Agora a área está praticamente abandonada.

Os rapazes elegantemente vestidos e os homens de meia-idade que negociavam furtivamente moeda estrangeira com os compradores não põem os pés lá há semanas para evitar batidas policiais.

No Zimbabué, que tem sido assolado por uma crise económica que dura há décadas, caracterizada pela hiperinflação, uma taxa de desemprego de 54 por cento e moedas locais altamente voláteis, o dólar dos Estados Unidos, mais estável, é o meio de troca preferido.

Todos, desde serviços públicos até vendedores ambulantes, aceitam pagamentos em dólares americanos. Devido à popularidade do dólar, a negociação forex no mercado negro é uma atividade paralela próspera, com milhares de pessoas ganhando a vida com a prática.

Em Abril, na mais recente tentativa do governo de estabilizar a economia, o banco central do Zimbabué lançou uma nova moeda, o Ouro do Zimbabué, ou ZiG.

Pouco depois, a polícia do Zimbabué começou a reprimir os negociantes informais de divisas e a prendê-los em grande número. As autoridades culpam o comércio ilegal de divisas pela distorção da taxa de câmbio e pela desvalorização da moeda local, e pretendem garantir a ZiG é aceito e não perde valor rapidamente como seu antecessor.

Até o momento, mais de 70 negociantes de câmbio de rua foram presos. Mas em vez de os restringir, levou-os à clandestinidade e a meios mais criativos de fazer negócios.

Cambistas ilegais em Harare, Zimbábue (Arquivo: Philimon Bulawayo/Reuters)

Numa loja de comida a cerca de um quilómetro de onde trabalhava, no centro comercial Budiriro, o negociante de câmbio Darlington Murazva* montou um escritório improvisado.

O corpulento homem de 30 anos percorreu o aplicativo de mensagens WhatsApp em seu smartphone Samsung e apertou o play em uma nota de voz que chegou em um bate-papo em grupo em que ele está com outros corretores e vendedores de moeda estrangeira.

“A polícia está em Glen View neste momento. Eles não encontraram ninguém”, disse a voz.

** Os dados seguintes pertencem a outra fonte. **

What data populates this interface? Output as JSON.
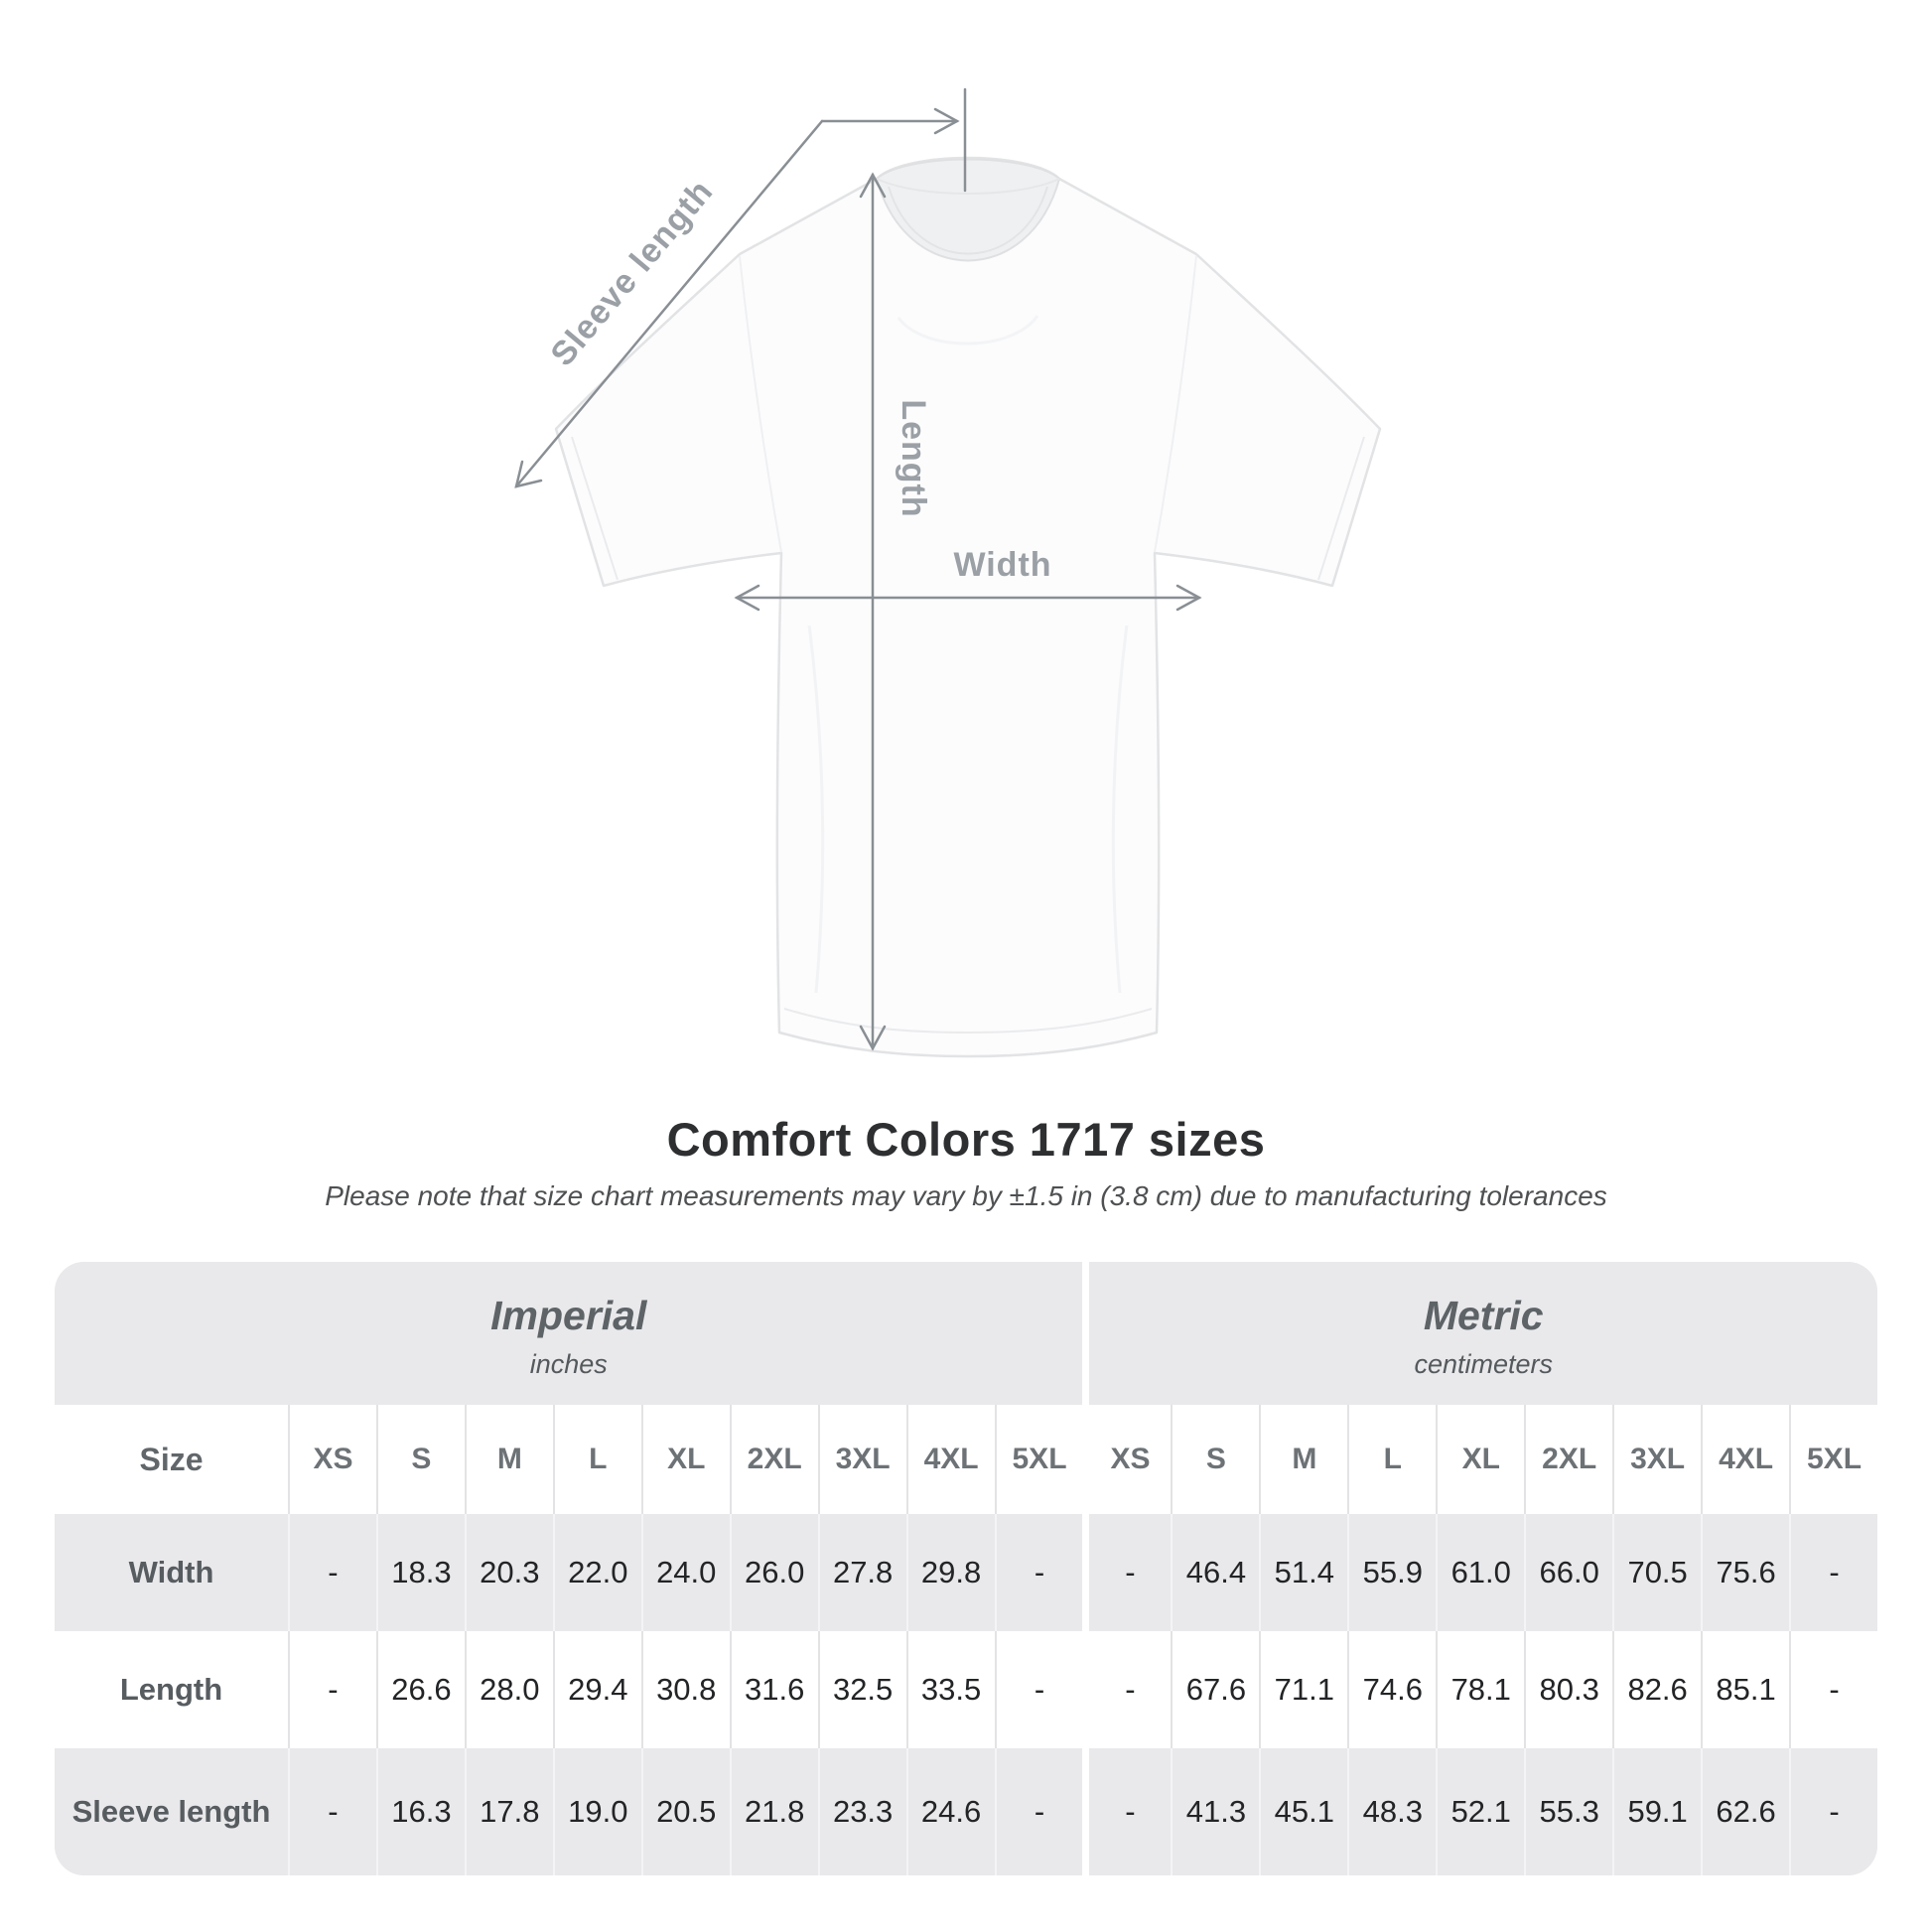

Murazva, que atua como operador de câmbio há 11 anos e opera principalmente de forma informal, costumava ter um local estratégico na entrada do shopping, onde se sentava em um banquinho de plástico, observando os compradores que passavam.

Quando as batidas policiais começaram, ele e os outros comerciantes fugiram. Eles estão agora posicionados por toda Harare – e informam-se uns aos outros sobre os movimentos da polícia.

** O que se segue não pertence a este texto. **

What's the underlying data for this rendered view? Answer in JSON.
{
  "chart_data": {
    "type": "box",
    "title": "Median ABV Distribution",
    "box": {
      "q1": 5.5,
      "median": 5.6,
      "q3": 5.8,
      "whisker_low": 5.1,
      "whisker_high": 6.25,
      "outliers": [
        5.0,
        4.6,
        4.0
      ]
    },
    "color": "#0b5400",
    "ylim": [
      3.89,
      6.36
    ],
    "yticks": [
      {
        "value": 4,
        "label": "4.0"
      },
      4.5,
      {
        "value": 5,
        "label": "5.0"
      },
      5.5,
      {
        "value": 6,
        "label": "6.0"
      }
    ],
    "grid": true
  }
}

“Agora, a polícia não consegue nos encontrar. Estamos sempre dois passos à frente”, disse ele com um sorriso irônico.

“Sabemos onde eles estão em tempo real através de nossos colegas comerciantes nas áreas vizinhas.”

Bolsões de oportunidade

As maiores fontes de divisas no Zimbabué são as remessas e as exportações da diáspora. O Zimbabué permite que os seus cidadãos abram contas em dólares americanos, onde podem depositar ou receber dólares. Eles também podem sacar notas em dólares dos bancos. As empresas também podem obter divisas no mercado oficial de leilões.

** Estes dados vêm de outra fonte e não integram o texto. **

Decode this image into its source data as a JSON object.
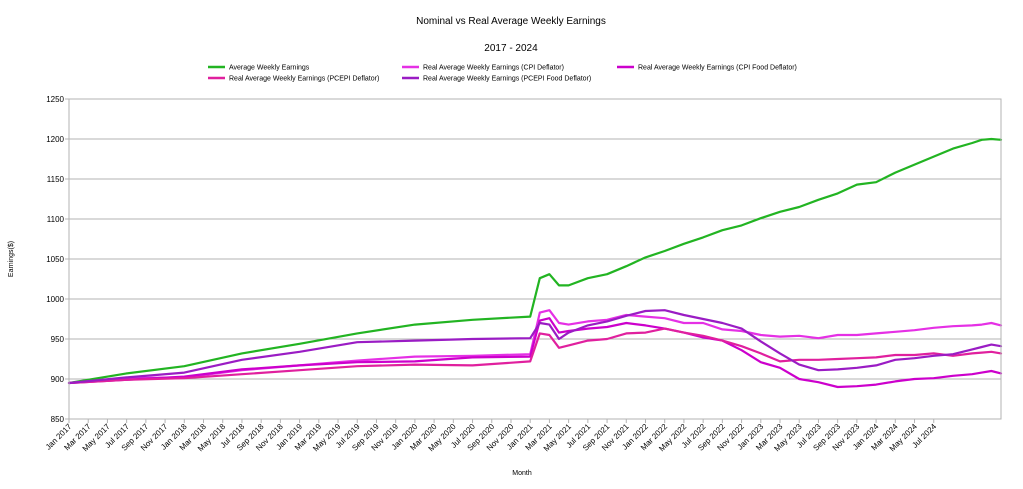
{
  "chart_data": {
    "type": "line",
    "title": "Nominal vs Real Average Weekly Earnings",
    "subtitle": "2017 - 2024",
    "xlabel": "Month",
    "ylabel": "Earnings($)",
    "ylim": [
      850,
      1250
    ],
    "yticks": [
      850,
      900,
      950,
      1000,
      1050,
      1100,
      1150,
      1200,
      1250
    ],
    "grid": "horizontal",
    "legend_position": "top-center",
    "x_tick_labels": [
      "Jan 2017",
      "Mar 2017",
      "May 2017",
      "Jul 2017",
      "Sep 2017",
      "Nov 2017",
      "Jan 2018",
      "Mar 2018",
      "May 2018",
      "Jul 2018",
      "Sep 2018",
      "Nov 2018",
      "Jan 2019",
      "Mar 2019",
      "May 2019",
      "Jul 2019",
      "Sep 2019",
      "Nov 2019",
      "Jan 2020",
      "Mar 2020",
      "May 2020",
      "Jul 2020",
      "Sep 2020",
      "Nov 2020",
      "Jan 2021",
      "Mar 2021",
      "May 2021",
      "Jul 2021",
      "Sep 2021",
      "Nov 2021",
      "Jan 2022",
      "Mar 2022",
      "May 2022",
      "Jul 2022",
      "Sep 2022",
      "Nov 2022",
      "Jan 2023",
      "Mar 2023",
      "May 2023",
      "Jul 2023",
      "Sep 2023",
      "Nov 2023",
      "Jan 2024",
      "Mar 2024",
      "May 2024",
      "Jul 2024"
    ],
    "x_tick_step": 2,
    "series": [
      {
        "name": "Average Weekly Earnings",
        "color": "#22b422",
        "values": [
          [
            0,
            895
          ],
          [
            6,
            907
          ],
          [
            12,
            916
          ],
          [
            18,
            932
          ],
          [
            24,
            944
          ],
          [
            30,
            957
          ],
          [
            36,
            968
          ],
          [
            42,
            974
          ],
          [
            48,
            978
          ],
          [
            49,
            1026
          ],
          [
            50,
            1031
          ],
          [
            51,
            1017
          ],
          [
            52,
            1017
          ],
          [
            54,
            1026
          ],
          [
            56,
            1031
          ],
          [
            58,
            1041
          ],
          [
            60,
            1052
          ],
          [
            62,
            1060
          ],
          [
            64,
            1069
          ],
          [
            66,
            1077
          ],
          [
            68,
            1086
          ],
          [
            70,
            1092
          ],
          [
            72,
            1101
          ],
          [
            74,
            1109
          ],
          [
            76,
            1115
          ],
          [
            78,
            1124
          ],
          [
            80,
            1132
          ],
          [
            82,
            1143
          ],
          [
            84,
            1146
          ],
          [
            86,
            1158
          ],
          [
            88,
            1168
          ],
          [
            90,
            1178
          ],
          [
            92,
            1188
          ],
          [
            94,
            1195
          ],
          [
            95,
            1199
          ],
          [
            96,
            1200
          ],
          [
            97,
            1199
          ]
        ]
      },
      {
        "name": "Real Average Weekly Earnings (CPI Deflator)",
        "color": "#e530e5",
        "values": [
          [
            0,
            895
          ],
          [
            6,
            901
          ],
          [
            12,
            902
          ],
          [
            18,
            911
          ],
          [
            24,
            917
          ],
          [
            30,
            923
          ],
          [
            36,
            928
          ],
          [
            42,
            929
          ],
          [
            48,
            931
          ],
          [
            49,
            983
          ],
          [
            50,
            986
          ],
          [
            51,
            970
          ],
          [
            52,
            968
          ],
          [
            54,
            972
          ],
          [
            56,
            974
          ],
          [
            58,
            980
          ],
          [
            60,
            978
          ],
          [
            62,
            976
          ],
          [
            64,
            970
          ],
          [
            66,
            970
          ],
          [
            68,
            962
          ],
          [
            70,
            960
          ],
          [
            72,
            955
          ],
          [
            74,
            953
          ],
          [
            76,
            954
          ],
          [
            78,
            951
          ],
          [
            80,
            955
          ],
          [
            82,
            955
          ],
          [
            84,
            957
          ],
          [
            86,
            959
          ],
          [
            88,
            961
          ],
          [
            90,
            964
          ],
          [
            92,
            966
          ],
          [
            94,
            967
          ],
          [
            95,
            968
          ],
          [
            96,
            970
          ],
          [
            97,
            967
          ]
        ]
      },
      {
        "name": "Real Average Weekly Earnings (CPI Food Deflator)",
        "color": "#cc00cc",
        "values": [
          [
            0,
            895
          ],
          [
            6,
            899
          ],
          [
            12,
            903
          ],
          [
            18,
            912
          ],
          [
            24,
            917
          ],
          [
            30,
            921
          ],
          [
            36,
            922
          ],
          [
            42,
            927
          ],
          [
            48,
            928
          ],
          [
            49,
            973
          ],
          [
            50,
            976
          ],
          [
            51,
            958
          ],
          [
            52,
            960
          ],
          [
            54,
            963
          ],
          [
            56,
            965
          ],
          [
            58,
            970
          ],
          [
            60,
            967
          ],
          [
            62,
            963
          ],
          [
            64,
            958
          ],
          [
            66,
            952
          ],
          [
            68,
            948
          ],
          [
            70,
            936
          ],
          [
            72,
            921
          ],
          [
            74,
            914
          ],
          [
            76,
            900
          ],
          [
            78,
            896
          ],
          [
            80,
            890
          ],
          [
            82,
            891
          ],
          [
            84,
            893
          ],
          [
            86,
            897
          ],
          [
            88,
            900
          ],
          [
            90,
            901
          ],
          [
            92,
            904
          ],
          [
            94,
            906
          ],
          [
            95,
            908
          ],
          [
            96,
            910
          ],
          [
            97,
            907
          ]
        ]
      },
      {
        "name": "Real Average Weekly Earnings (PCEPI Deflator)",
        "color": "#e0209e",
        "values": [
          [
            0,
            895
          ],
          [
            6,
            899
          ],
          [
            12,
            901
          ],
          [
            18,
            906
          ],
          [
            24,
            911
          ],
          [
            30,
            916
          ],
          [
            36,
            918
          ],
          [
            42,
            917
          ],
          [
            48,
            922
          ],
          [
            49,
            957
          ],
          [
            50,
            955
          ],
          [
            51,
            939
          ],
          [
            52,
            942
          ],
          [
            54,
            948
          ],
          [
            56,
            950
          ],
          [
            58,
            957
          ],
          [
            60,
            958
          ],
          [
            62,
            963
          ],
          [
            64,
            958
          ],
          [
            66,
            954
          ],
          [
            68,
            948
          ],
          [
            70,
            941
          ],
          [
            72,
            932
          ],
          [
            74,
            922
          ],
          [
            76,
            924
          ],
          [
            78,
            924
          ],
          [
            80,
            925
          ],
          [
            82,
            926
          ],
          [
            84,
            927
          ],
          [
            86,
            930
          ],
          [
            88,
            930
          ],
          [
            90,
            932
          ],
          [
            92,
            929
          ],
          [
            94,
            932
          ],
          [
            95,
            933
          ],
          [
            96,
            934
          ],
          [
            97,
            932
          ]
        ]
      },
      {
        "name": "Real Average Weekly Earnings (PCEPI Food Deflator)",
        "color": "#9a1cc4",
        "values": [
          [
            0,
            895
          ],
          [
            6,
            902
          ],
          [
            12,
            908
          ],
          [
            18,
            924
          ],
          [
            24,
            934
          ],
          [
            30,
            946
          ],
          [
            36,
            948
          ],
          [
            42,
            950
          ],
          [
            48,
            951
          ],
          [
            49,
            970
          ],
          [
            50,
            968
          ],
          [
            51,
            950
          ],
          [
            52,
            958
          ],
          [
            54,
            967
          ],
          [
            56,
            972
          ],
          [
            58,
            979
          ],
          [
            60,
            985
          ],
          [
            62,
            986
          ],
          [
            64,
            980
          ],
          [
            66,
            975
          ],
          [
            68,
            970
          ],
          [
            70,
            963
          ],
          [
            72,
            947
          ],
          [
            74,
            932
          ],
          [
            76,
            918
          ],
          [
            78,
            911
          ],
          [
            80,
            912
          ],
          [
            82,
            914
          ],
          [
            84,
            917
          ],
          [
            86,
            924
          ],
          [
            88,
            926
          ],
          [
            90,
            929
          ],
          [
            92,
            931
          ],
          [
            94,
            937
          ],
          [
            95,
            940
          ],
          [
            96,
            943
          ],
          [
            97,
            941
          ]
        ]
      }
    ]
  }
}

Fora dos canais oficiais, porém, as pessoas compram e vendem regularmente dólares americanos a negociantes forex informais, dependendo das suas necessidades. Dado que os traficantes de rua oferecem taxas de câmbio melhores e mais orientadas para o mercado, os zimbabuenses preferem negociar com eles em vez de com bancos ou casas de câmbio oficiais.

A negociação no mercado negro é ilegal, portanto o número exato de comerciantes não é conhecido. Mas pensa-se que sejam alguns milhares. O grupo de WhatsApp ao qual Murazva pertence tem 247 membros.

Embora geralmente concorram entre si, os traficantes deixaram de lado suas rivalidades para unir forças e ajudar uns aos outros a evitar prisões.

Relatórios recentes que se tornaram virais nas redes sociais, dizendo que 60 traficantes detidos foram condenados a três anos de prisão, também criaram nervosismo numa comunidade já nervosa.

Um comerciante de dinheiro no Zimbábue
Um comerciante de dinheiro de rua repara notas danificadas fora de um shopping center em Harare (Arquivo: Philimon Bulawayo/Reuters)

A migração para a Internet não tem sido apenas uma medida de segurança para os revendedores, mas também uma nova forma de alguns continuarem a conduzir os negócios.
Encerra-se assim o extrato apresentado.